Tick size affects the prices that investors can offer when trying to buy or sell shares. In effect, it determines the amount by which a share’s price can change with each transaction. Behind the scenes, there are usually many investors who have active buy and sell orders for XYZ. There may be many people willing to sell for more than $25.73, and many looking to buy for less than $25.73. If XYZ is a highly liquid stock, you’d likely see many sell orders at $25.74 and buy orders at $25.72. Tick size describes the smallest difference that can be displayed between buy and sell prices. In the above scenario, tick size is 1 cent because investors can see differences in buy and sell prices as small as a penny. If the tick size for XYZ were 5 cents, then in the above scenario, the market would only be able to display price differences in 5-cent increments. That means that it would show something like buy orders at $25.70 and sell orders at $25.75. Smaller tick sizes allow for more granular and accurate pricing for securities.
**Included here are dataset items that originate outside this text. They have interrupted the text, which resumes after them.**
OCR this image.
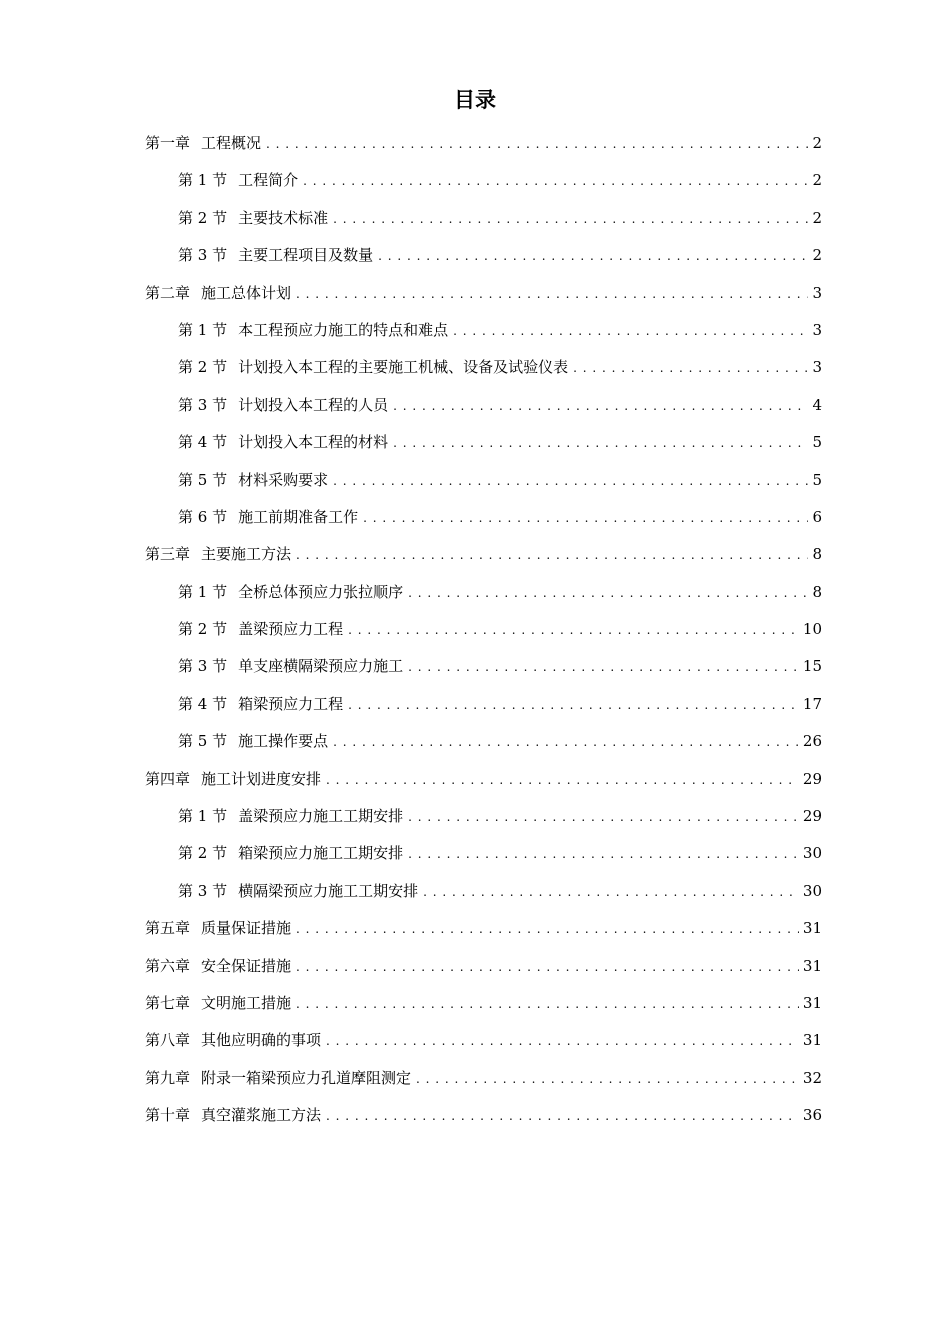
目录
第一章 工程概况 . . .	2
第 1 节 工程简介 . . .	2
第 2 节 主要技术标准 . . .	2
第 3 节 主要工程项目及数量 . . .	2
第二章 施工总体计划 . . .	3
第 1 节 本工程预应力施工的特点和难点 . . .	3
第 2 节 计划投入本工程的主要施工机械、设备及试验仪表 . . .	3
第 3 节 计划投入本工程的人员 . . .	4
第 4 节 计划投入本工程的材料 . . .	5
第 5 节 材料采购要求 . . .	5
第 6 节 施工前期准备工作 . . .	6
第三章 主要施工方法 . . .	8
第 1 节 全桥总体预应力张拉顺序 . . .	8
第 2 节 盖梁预应力工程 . . .	10
第 3 节 单支座横隔梁预应力施工 . . .	15
第 4 节 箱梁预应力工程 . . .	17
第 5 节 施工操作要点 . . .	26
第四章 施工计划进度安排 . . .	29
第 1 节 盖梁预应力施工工期安排 . . .	29
第 2 节 箱梁预应力施工工期安排 . . .	30
第 3 节 横隔梁预应力施工工期安排 . . .	30
第五章 质量保证措施 . . .	31
第六章 安全保证措施 . . .	31
第七章 文明施工措施 . . .	31
第八章 其他应明确的事项 . . .	31
第九章 附录一箱梁预应力孔道摩阻测定 . . .	32
第十章 真空灌浆施工方法 . . .	36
If, for example, the tick size for stocks was $1, investors could only buy shares for prices such as $50, $51, and so on. They couldn’t offer prices like $50.27, even if that was a more accurate value for the security they wish to buy.
Example of Tick Size
Imagine a security that trades at $100. If the tick size is 5 cents, then the broker can only accept orders to buy or sell that security with prices in 5-cent increments from $100. That means it could accept orders at $99.95, $100.05, $100.10, $100.15, or $101, but not at $99.97 or $101.2 because those orders do not follow the tick-size requirement. Historically, stocks have had tick sizes of 1/16 or 1/32 of a dollar. Tick sizes are especially important when trading derivatives, such as futures. For example, an E-Mini S&P 500 futures contract has a tick size equal to one-quarter of an index point, which is valued at $50. So one tick is equal to $12.50, which is a significant difference in price. Tick size also influences the number of ticks a security must move to produce a certain price change. For example, a stock with a tick size of one penny must move 10,000 ticks to produce a price change of $100, while an E-Mini S&P 500 futures contract must move just eight ticks to produce the same price change.
What It Means for Individual Investors
Individual investors should pay attention to the tick size of the securities they’re buying. If you know how many ticks a security typically moves during a period, knowing the tick size will let you determine the change in its value.